Deepfake Detection Across Image, Video, and Audio: A Comprehensive Survey with Empirical Evaluation of Generalization and Robustness

Deepfakes (DFs) have emerged as a significant threat in recent years. They are exploited for malicious purposes such as impersonation, misinformation dissemination, and artistic style imitation, raising critical ethical and security concerns. This survey presents a comprehensive cross-modality analysis of passive DF detection, examining image, video, and audio modalities simultaneously. Distinct from multimodal detection which fuses multiple data streams (e.g., audio-visual, text-visual), our cross-modality analysis investigates the interconnected relationships, shared methodological principles, and common vulnerabilities across independent modalities. We systematically categorize detection approaches based on their underlying methodologies: forensic-based, data-driven, fingerprint-based, and hybrid techniques for visual modalities, and handcrafted versus learnable features for audio. We also extend our analysis beyond mere detection accuracy to include essential performance dimensions for real-world deployment, including generalization and robustness.

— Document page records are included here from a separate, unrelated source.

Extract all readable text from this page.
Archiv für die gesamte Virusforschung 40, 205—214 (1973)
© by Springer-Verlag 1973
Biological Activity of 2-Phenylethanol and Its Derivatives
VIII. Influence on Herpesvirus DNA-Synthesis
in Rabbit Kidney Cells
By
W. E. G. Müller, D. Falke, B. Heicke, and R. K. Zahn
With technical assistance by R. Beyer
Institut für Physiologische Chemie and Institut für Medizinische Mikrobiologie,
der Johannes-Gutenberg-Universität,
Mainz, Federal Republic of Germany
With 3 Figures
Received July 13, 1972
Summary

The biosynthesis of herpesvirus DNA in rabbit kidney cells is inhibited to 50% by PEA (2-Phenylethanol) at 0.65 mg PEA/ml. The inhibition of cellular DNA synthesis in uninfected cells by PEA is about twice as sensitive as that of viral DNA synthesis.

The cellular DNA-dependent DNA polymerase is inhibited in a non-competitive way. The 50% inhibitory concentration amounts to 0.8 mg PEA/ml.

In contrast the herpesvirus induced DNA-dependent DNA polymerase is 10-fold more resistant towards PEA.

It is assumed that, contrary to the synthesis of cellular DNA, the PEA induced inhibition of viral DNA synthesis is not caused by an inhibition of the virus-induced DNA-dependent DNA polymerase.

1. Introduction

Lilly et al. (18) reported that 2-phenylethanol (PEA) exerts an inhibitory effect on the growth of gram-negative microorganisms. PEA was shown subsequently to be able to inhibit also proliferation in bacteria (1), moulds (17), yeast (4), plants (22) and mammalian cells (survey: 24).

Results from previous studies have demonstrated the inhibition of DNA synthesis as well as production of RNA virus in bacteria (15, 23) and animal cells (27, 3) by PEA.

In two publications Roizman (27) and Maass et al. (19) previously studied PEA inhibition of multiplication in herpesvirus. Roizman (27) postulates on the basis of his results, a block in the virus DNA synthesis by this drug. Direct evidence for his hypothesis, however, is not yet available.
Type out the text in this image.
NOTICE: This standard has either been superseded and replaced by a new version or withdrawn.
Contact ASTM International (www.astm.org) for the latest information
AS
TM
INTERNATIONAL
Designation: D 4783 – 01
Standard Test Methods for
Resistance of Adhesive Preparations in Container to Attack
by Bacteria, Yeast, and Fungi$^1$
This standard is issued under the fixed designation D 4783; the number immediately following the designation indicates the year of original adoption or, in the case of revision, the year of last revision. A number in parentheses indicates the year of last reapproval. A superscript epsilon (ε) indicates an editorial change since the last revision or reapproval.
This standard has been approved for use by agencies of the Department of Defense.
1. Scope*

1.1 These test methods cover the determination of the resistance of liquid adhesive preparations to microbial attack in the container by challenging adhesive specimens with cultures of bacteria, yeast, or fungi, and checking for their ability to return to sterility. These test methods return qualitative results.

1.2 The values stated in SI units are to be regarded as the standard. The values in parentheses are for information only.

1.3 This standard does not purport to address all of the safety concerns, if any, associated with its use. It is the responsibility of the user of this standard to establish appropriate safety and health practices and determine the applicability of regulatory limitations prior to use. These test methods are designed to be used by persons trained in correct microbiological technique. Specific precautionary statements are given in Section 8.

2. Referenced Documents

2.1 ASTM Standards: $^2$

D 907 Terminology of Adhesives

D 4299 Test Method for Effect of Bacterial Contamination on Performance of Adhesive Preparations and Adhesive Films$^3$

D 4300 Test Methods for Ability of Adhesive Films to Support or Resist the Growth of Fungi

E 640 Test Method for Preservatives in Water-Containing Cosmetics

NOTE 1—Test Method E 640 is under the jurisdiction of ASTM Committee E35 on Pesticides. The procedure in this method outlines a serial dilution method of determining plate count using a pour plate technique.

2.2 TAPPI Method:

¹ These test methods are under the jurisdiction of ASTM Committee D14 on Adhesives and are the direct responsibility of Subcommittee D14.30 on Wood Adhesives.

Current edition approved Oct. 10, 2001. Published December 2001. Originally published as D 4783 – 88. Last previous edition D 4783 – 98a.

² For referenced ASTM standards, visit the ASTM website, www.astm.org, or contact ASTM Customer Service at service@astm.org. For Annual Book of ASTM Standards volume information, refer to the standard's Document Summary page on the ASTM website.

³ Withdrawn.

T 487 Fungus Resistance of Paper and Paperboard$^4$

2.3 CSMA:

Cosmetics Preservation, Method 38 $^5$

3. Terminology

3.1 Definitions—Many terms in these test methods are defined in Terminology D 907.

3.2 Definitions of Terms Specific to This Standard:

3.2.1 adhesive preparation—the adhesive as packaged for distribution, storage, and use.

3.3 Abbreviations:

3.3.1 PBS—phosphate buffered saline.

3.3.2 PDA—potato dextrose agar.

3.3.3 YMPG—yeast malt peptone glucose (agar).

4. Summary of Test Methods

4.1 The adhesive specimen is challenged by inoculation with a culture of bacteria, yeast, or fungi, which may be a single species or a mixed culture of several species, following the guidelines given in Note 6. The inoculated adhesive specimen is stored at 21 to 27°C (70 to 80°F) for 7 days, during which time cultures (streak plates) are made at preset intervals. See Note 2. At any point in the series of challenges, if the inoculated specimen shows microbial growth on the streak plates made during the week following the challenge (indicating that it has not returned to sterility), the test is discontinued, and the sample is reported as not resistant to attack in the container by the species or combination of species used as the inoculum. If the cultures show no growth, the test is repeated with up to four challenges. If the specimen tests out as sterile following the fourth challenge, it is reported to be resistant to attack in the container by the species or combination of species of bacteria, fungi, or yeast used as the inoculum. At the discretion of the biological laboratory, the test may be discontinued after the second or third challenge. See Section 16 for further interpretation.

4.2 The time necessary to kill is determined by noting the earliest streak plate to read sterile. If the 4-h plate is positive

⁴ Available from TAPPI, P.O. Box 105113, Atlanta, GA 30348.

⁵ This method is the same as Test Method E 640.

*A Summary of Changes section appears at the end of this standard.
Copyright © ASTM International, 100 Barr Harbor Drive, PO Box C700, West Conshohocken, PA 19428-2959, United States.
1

Additionally, this survey provides a unified evaluation protocol across 10 popular datasets to assess detection accuracy, generalization, and robustness in each modality. Specifically, we conduct extensive empirical evaluations across three critical dimensions: (1) verification of reported within-domain accuracy for 13 unimodal detectors, (2) cross-domain generalization assessment of 33 methods specifically designed to enhance generalization capability, and (3) robustness evaluation of 6 methods against adversarial attacks. Our experiments reveal a persistent generalization gap, with performance degradations of 10-15% in out-of-distribution scenarios, and vulnerability to white-box adversarial attacks exceeding 80% success rates. We also analyze the advantages and limitations of existing datasets, benchmarks, and evaluation metrics for passive DF detection. Finally, we propose future research directions to address these unexplored and emerging issues in the field of passive DF detection. This survey serves as a comprehensive resource for researchers and practitioners, providing insights into the current landscape, methodological approaches, and promising future directions in this rapidly evolving field.